First claim of religious neutrality: "Religion never inspires bad things, people do bad things anyway and use religion to defend them. Take religion away and they'll just justify the bad things with something else, such as bastardised science."
This seems like you could dismiss it easily by finding something bad that a holy book tells people to do, and find an example of people doing it. For example: Not treating gays equally. That's a foul thing to do, and it's caused by religion, right?
Well, it may or may not be (though I'd say that in most cases, yes, it is), but Wright's rejoinder would probably be something like, "Yes, but there are lots of religious people - even ones who follow the very same holy book - who don't do it. Therefore, the bigots are practising homophobia because of their culture or some other reason, and simply using "God's word" to justify their behaviour."
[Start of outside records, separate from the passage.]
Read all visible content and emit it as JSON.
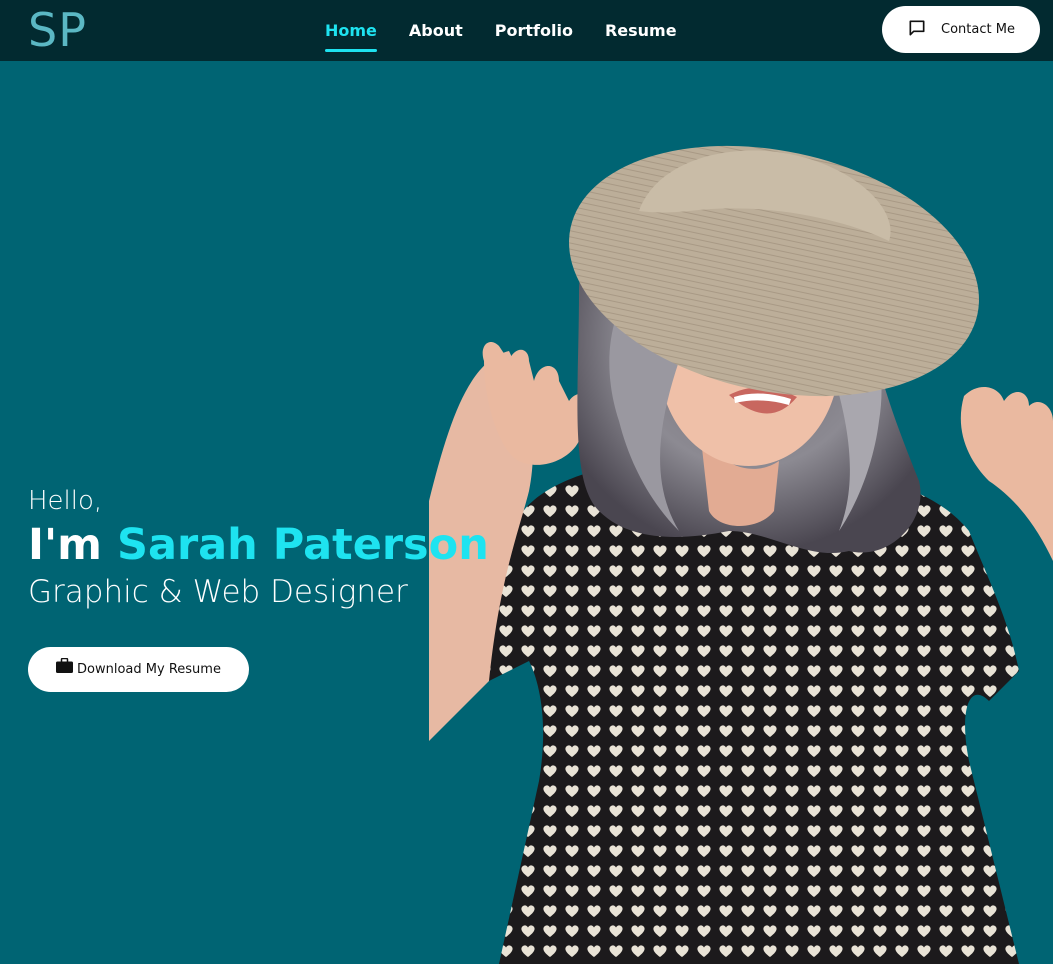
{
  "logo": {
    "text": "SP"
  },
  "nav": {
    "links": [
      {
        "label": "Home",
        "active": true
      },
      {
        "label": "About",
        "active": false
      },
      {
        "label": "Portfolio",
        "active": false
      },
      {
        "label": "Resume",
        "active": false
      }
    ],
    "contact_label": "Contact Me",
    "contact_icon": "chat-bubble-icon"
  },
  "hero": {
    "greeting": "Hello,",
    "intro": "I'm",
    "name": "Sarah Paterson",
    "role": "Graphic & Web Designer",
    "resume_button_label": "Download My Resume",
    "resume_button_icon": "briefcase-icon"
  },
  "colors": {
    "background": "#006473",
    "navbar": "#022a30",
    "accent": "#1ee3f0",
    "logo": "#5bb8c4",
    "button_bg": "#ffffff"
  }
}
That's a pretty sneaky response, and it can send one reeling just long enough for the subject to be changed. And it works with pretty much any minority group.
Atheists. Pray tell, without religion, how there could possibly be such a phenomenon as discrimination against atheists? This is at least evil that can't be explained away as due to "socioeconomic factors" and completely hamstrings the argument that religion itself generates no evil.
Second claim of religious neutrality: "Okay, you might have got me there. Maybe religion causes that. But it causes enough good to make up for it in the end!"
This second claim is so facile that one wonders who couldn't shred it, but here goes. Doing good after doing bad doesn't make one good, or even neutral. The guilt of having done bad remains. For example, if I murdered someone, and then donated one of my kidneys or lungs to save someone else, would I be "neutral"? No, I'd still be in gaol for having murdered someone! At the risk of invoking Godwin's Law, Wright's claim is tantamount to saying that the Nazis were on balance neutral because, hey! they rebuilt Germany's economy while they were at it.
Unless I've grossly mischaracterised Wright's position, it's pretty clear that it's pathetically easy to take apart. Fortunately for him Harris was fixated on Islam for so much of the talk; because if the light of reason had fully shone on his silly notions, they would have been embarrassingly revealed as unclothed in logic or consideration.